Step 6: Install CNI Network Plugin

Flannel for a simple start:

kubectl apply -f \
  https://github.com/flannel-io/flannel/releases/latest/download/kube-flannel.yml

Verify:

kubectl get nodes
kubectl get pods -A

All nodes should show Ready status.

Step 7: Install Helm (Control-Plane or Ops Machine)

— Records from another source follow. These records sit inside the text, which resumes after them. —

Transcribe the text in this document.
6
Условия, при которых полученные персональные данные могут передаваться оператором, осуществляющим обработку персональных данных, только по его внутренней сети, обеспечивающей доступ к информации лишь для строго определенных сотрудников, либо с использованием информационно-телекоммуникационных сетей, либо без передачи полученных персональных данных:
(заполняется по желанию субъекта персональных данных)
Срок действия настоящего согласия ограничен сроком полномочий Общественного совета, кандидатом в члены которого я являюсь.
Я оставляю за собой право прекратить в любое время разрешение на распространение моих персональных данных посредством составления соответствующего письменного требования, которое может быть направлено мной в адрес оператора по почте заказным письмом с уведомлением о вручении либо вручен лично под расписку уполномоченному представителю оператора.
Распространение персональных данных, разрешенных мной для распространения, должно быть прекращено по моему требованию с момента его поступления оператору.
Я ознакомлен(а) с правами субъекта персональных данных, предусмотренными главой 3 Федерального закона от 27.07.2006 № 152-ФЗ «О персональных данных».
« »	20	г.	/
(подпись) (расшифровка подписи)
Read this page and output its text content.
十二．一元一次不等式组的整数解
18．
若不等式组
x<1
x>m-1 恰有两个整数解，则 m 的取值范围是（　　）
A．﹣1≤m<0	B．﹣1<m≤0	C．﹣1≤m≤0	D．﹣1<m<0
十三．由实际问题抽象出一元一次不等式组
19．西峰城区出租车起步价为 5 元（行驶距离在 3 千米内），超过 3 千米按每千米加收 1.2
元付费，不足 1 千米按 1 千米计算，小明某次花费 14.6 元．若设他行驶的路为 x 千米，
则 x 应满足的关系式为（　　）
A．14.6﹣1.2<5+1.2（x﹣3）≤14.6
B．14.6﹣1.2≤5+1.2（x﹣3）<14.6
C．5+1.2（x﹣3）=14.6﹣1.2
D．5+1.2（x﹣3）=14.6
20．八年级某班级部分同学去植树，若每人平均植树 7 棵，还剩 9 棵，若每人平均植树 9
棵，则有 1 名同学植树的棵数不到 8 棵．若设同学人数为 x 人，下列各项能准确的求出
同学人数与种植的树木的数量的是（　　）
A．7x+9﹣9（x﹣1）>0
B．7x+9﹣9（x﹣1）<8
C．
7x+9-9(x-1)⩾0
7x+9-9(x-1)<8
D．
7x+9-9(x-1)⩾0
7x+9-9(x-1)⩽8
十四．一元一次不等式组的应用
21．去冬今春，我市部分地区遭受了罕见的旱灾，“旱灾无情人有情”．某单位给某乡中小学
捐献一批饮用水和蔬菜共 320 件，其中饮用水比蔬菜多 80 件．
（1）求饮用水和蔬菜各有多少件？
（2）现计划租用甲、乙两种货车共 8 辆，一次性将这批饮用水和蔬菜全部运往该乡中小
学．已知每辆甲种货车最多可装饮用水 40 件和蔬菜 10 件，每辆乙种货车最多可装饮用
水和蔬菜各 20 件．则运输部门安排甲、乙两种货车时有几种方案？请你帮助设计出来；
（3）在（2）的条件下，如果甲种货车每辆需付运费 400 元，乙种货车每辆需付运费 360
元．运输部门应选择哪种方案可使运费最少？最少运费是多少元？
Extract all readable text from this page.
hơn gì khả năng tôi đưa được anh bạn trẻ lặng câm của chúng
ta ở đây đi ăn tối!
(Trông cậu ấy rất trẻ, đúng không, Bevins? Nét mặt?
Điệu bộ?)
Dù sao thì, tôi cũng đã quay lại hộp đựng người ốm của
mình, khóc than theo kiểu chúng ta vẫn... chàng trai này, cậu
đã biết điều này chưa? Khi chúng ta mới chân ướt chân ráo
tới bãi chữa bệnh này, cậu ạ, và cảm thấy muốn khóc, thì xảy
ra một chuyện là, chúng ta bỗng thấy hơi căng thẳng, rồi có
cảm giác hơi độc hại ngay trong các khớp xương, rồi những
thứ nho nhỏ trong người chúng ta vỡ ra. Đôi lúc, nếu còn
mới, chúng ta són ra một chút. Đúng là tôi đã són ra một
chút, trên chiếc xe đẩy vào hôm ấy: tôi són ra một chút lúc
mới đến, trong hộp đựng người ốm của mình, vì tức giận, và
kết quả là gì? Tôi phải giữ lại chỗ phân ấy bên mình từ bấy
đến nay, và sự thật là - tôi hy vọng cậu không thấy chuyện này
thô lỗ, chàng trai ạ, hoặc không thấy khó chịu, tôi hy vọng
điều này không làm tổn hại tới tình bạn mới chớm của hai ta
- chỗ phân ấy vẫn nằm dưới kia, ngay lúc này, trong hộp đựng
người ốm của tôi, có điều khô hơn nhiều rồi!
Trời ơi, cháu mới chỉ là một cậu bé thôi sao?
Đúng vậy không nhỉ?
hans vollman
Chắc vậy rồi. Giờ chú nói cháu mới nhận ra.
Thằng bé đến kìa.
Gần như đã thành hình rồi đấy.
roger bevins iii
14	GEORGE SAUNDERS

curl https://raw.githubusercontent.com/helm/helm/main/scripts/get-helm-3 \
  | bash
helm version

Step 8: Install Ingress Controller

kubectl apply -f \
  https://raw.githubusercontent.com/kubernetes/ingress-nginx/main/deploy/static/provider/cloud/deploy.yaml

Step 9: Set Up Persistent Storage

RAGFlow and its dependencies require persistent volumes. Options:

  • NFS — Set up an NFS server and install an NFS provisioner in Kubernetes
  • Longhorn — Better suited for multi-node clusters with dynamic PVC allocation

Step 10: Deploy RAGFlow

Default deployment (with built-in dependencies):

helm upgrade --install ragflow ./helm \
  --namespace ragflow --create-namespace

Production deployment (with external services):

Create a values.override.yaml:

mysql:
  enabled: false
minio:
  enabled: false
redis:
  enabled: false

env:
  MYSQL_HOST: mydb.example.com
  MYSQL_PORT: "3306"
  MYSQL_USER: root
  MYSQL_DBNAME: rag_flow
  MYSQL_PASSWORD: "your-pass"

  MINIO_HOST: s3.example.com
  MINIO_PORT: "9000"
  MINIO_ROOT_USER: rag_flow
  MINIO_PASSWORD: "your-minio-pass"

  REDIS_HOST: redis.example.com
  REDIS_PORT: "6379"
  REDIS_PASSWORD: "your-redis-pass"

  DOC_ENGINE: elasticsearch
  ELASTIC_PASSWORD: "your-es-pass"

Apply:

helm upgrade --install ragflow ./helm \
  -n ragflow -f values.override.yaml

Verify:

kubectl get all -n ragflow
kubectl get pvc -n ragflow
kubectl get ingress -n ragflow

Optional: Additional Cluster Components

  • metrics-server — resource usage monitoring
  • cert-manager — automatic TLS certificate management
  • Kubernetes Dashboard — web UI for cluster management
  • Prometheus + Grafana — monitoring and alerting stack

Quick Reference

What to Install Where
Ubuntu + containerd + kubelet + kubeadm All 5 nodes
kubectl + helm Control-plane / ops machine
CNI plugin (Flannel/Calico) Cluster-wide
Ingress Controller Cluster-wide
Persistent storage (NFS/Longhorn) Cluster-wide
RAGFlow Helm Chart Cluster-wide

Conclusion

The journey from “writing raw Elasticsearch queries” to “deploying RAGFlow on a Kubernetes cluster” spans the full stack of a modern RAG system. Understanding how search actually works under the hood — tokenization, field mapping, hybrid retrieval — is just as important as getting the infrastructure right with Kubernetes and Helm. Start with the search fundamentals, then scale up with confidence.